Veedrac 11 Jun 2022 22:26 UTC
4 points
Relevant post I made elsewhere:
Much of the difficulty on this test is illusory.
1-shot PaLM beats the average human baseline on BIG-bench Lite.
The issues in the benchmark scores from a wider perspective are that the model doesn’t give the answer on the spot, given that prompt, not that it doesn’t have the reasoning capabilities. Eg. models, if prompted correctly, can follow programs and tell you what values are what on each line. They can solve 4x4 sudokus. They struggle with anagrams but BPEs are to blame for that. They can do multi-step arithmetic.
I really don’t see how this benchmark wouldn’t mostly fall to proper prompt harnesses, and while I do understand that having specific human-tuned prompts for each benchmark may seem inauthentic, it hardly seems to me that the problem is therefore that they can’t reason.
I don’t thereby mean passing BIG-bench doesn’t imply reasoning capability, just the opposite, that failing BIG-bench doesn’t imply these models can’t do those tasks. Some of these tasks are unreasonable to ask in the zero-shot, no description, no scratchpad setting.

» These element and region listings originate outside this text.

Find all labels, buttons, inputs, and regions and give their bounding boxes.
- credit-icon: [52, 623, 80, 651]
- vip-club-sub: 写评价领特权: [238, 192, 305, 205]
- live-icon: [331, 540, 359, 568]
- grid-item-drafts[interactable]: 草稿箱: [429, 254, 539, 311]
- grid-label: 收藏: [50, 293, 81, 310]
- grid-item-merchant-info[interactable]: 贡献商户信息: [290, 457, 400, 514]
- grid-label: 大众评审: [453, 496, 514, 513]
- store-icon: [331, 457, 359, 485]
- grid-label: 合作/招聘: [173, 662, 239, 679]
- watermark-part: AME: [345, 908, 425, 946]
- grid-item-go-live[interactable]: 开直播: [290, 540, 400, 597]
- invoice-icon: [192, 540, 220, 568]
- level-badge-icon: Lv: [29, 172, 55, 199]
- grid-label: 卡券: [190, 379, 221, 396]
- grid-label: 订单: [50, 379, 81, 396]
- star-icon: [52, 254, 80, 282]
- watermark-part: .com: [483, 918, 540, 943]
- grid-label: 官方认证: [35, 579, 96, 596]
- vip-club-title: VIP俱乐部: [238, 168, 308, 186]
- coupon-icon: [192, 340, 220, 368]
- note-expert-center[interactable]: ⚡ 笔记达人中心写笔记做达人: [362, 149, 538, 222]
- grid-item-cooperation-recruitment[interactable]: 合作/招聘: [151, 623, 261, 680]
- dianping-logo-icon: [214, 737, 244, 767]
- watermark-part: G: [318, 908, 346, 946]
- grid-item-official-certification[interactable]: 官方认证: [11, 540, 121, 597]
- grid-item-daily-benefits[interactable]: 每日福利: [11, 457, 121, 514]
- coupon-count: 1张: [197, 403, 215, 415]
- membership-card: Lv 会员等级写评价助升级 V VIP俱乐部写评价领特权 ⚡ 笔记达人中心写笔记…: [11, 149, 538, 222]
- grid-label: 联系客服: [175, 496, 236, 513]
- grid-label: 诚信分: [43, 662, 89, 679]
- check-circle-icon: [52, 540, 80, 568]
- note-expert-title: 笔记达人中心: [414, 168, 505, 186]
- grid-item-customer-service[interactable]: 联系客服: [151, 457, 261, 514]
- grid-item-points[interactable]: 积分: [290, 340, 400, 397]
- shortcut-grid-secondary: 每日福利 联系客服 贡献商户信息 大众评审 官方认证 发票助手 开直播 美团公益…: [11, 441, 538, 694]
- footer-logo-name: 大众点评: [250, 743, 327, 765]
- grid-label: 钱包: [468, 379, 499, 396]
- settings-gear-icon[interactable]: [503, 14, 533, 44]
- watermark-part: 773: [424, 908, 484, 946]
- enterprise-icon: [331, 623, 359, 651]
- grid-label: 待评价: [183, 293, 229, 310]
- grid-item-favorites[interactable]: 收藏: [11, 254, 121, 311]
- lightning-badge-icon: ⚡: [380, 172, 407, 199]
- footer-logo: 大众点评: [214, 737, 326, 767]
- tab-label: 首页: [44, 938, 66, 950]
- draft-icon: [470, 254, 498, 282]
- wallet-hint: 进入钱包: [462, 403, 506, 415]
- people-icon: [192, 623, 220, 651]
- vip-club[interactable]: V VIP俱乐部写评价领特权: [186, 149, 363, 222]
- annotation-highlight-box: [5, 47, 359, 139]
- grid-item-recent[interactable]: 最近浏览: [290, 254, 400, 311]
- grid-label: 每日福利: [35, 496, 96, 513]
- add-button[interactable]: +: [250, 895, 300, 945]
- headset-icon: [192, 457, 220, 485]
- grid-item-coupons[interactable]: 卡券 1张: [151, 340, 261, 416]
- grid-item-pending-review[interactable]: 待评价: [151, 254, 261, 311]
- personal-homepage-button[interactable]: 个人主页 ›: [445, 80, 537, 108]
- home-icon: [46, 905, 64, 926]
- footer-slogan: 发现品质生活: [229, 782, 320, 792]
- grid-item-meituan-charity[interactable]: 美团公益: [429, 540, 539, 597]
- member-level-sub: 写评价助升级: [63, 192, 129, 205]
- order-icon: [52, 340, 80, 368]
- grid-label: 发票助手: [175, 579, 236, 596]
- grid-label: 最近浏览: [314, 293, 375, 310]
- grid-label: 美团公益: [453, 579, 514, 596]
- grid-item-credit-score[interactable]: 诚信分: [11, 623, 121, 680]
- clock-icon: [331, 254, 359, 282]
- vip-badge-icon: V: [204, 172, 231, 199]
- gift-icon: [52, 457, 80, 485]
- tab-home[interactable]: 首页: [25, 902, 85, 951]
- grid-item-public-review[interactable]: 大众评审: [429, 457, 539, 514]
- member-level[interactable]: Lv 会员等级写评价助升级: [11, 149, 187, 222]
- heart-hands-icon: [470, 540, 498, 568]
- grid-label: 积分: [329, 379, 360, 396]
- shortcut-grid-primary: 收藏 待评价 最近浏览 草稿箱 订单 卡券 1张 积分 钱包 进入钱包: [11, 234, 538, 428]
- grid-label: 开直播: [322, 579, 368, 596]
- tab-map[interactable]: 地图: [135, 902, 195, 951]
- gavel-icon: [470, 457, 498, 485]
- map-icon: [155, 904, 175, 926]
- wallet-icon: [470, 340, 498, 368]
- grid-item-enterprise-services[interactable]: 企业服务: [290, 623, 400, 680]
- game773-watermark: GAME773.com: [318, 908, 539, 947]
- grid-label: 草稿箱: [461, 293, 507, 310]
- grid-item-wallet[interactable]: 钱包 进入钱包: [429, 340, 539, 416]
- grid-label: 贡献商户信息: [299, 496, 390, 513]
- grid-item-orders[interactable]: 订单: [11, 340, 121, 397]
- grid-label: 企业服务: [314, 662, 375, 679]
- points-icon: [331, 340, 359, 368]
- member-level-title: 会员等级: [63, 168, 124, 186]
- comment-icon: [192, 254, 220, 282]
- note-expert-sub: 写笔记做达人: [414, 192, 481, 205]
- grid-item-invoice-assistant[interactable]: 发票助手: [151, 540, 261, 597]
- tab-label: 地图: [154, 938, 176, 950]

The paper gives other details of how models learn over scales,
Q: What movie does this emoji describe? 👧🐟🐠🐡
2m: i’m a fan of the same name, but i’m not sure if it’s a good idea
16m: the movie is a movie about a man who is a man who is a man …
53m: the emoji movie 🐟🐠🐡
125m: it’s a movie about a girl who is a little girl
244m: the emoji movie
422m: the emoji movie
1b: the emoji movie
2b: the emoji movie
4b: the emoji for a baby with a fish in its mouth
8b: the emoji movie
27b: the emoji is a fish
128b: finding nemo
and
Below 17M parameters, models generally output nonsensical sentences, e.g., The number of the number of atomic number is the number of atomic..., or I’m not sure if it’s a bit of a problem. From 57M to 453M parameters, models seem to notice that numbers are in the question, and answer with (still-nonsensical) strings like, The name of the element with an atomic number of 65 or The atomic number of 98 is 98. The 1B model is the smallest to venture a guess with an element name, occasionally saying something like, The element with an atomic number of 1 is called a hydrogen atom. However, hydrogen is the only element it identifies correctly. The next-largest model, 2B, guesses aluminum for almost every question (with a notable exception when it is asked for element 13, for which aluminum would have been correct; in that case it said a noble gas). Starting with the 4B model, all the larger models output legitimate element names in their responses, though as Figure 17 shows, only for the largest model, 128B, are a significant fraction of these correct.
which suggests the weakness of the trend in the early part of the graph still maps to meaningful early-stage learning about how to answer the question, it just doesn’t necessarily map all the way to correctness on the answers.
So, while BIG-bench seems like a reasonable benchmark to have from a capability development perspective, since the difficulties that it raises are both practically interesting and very tractable, I think people should be careful reading scaling trends into these numbers, and keep themselves braced for discontinuous future progress when a bunch of prompting stuff gets worked out. Even on benchmarks for which all models score at or about random chance, the skills needed often verifiably exist.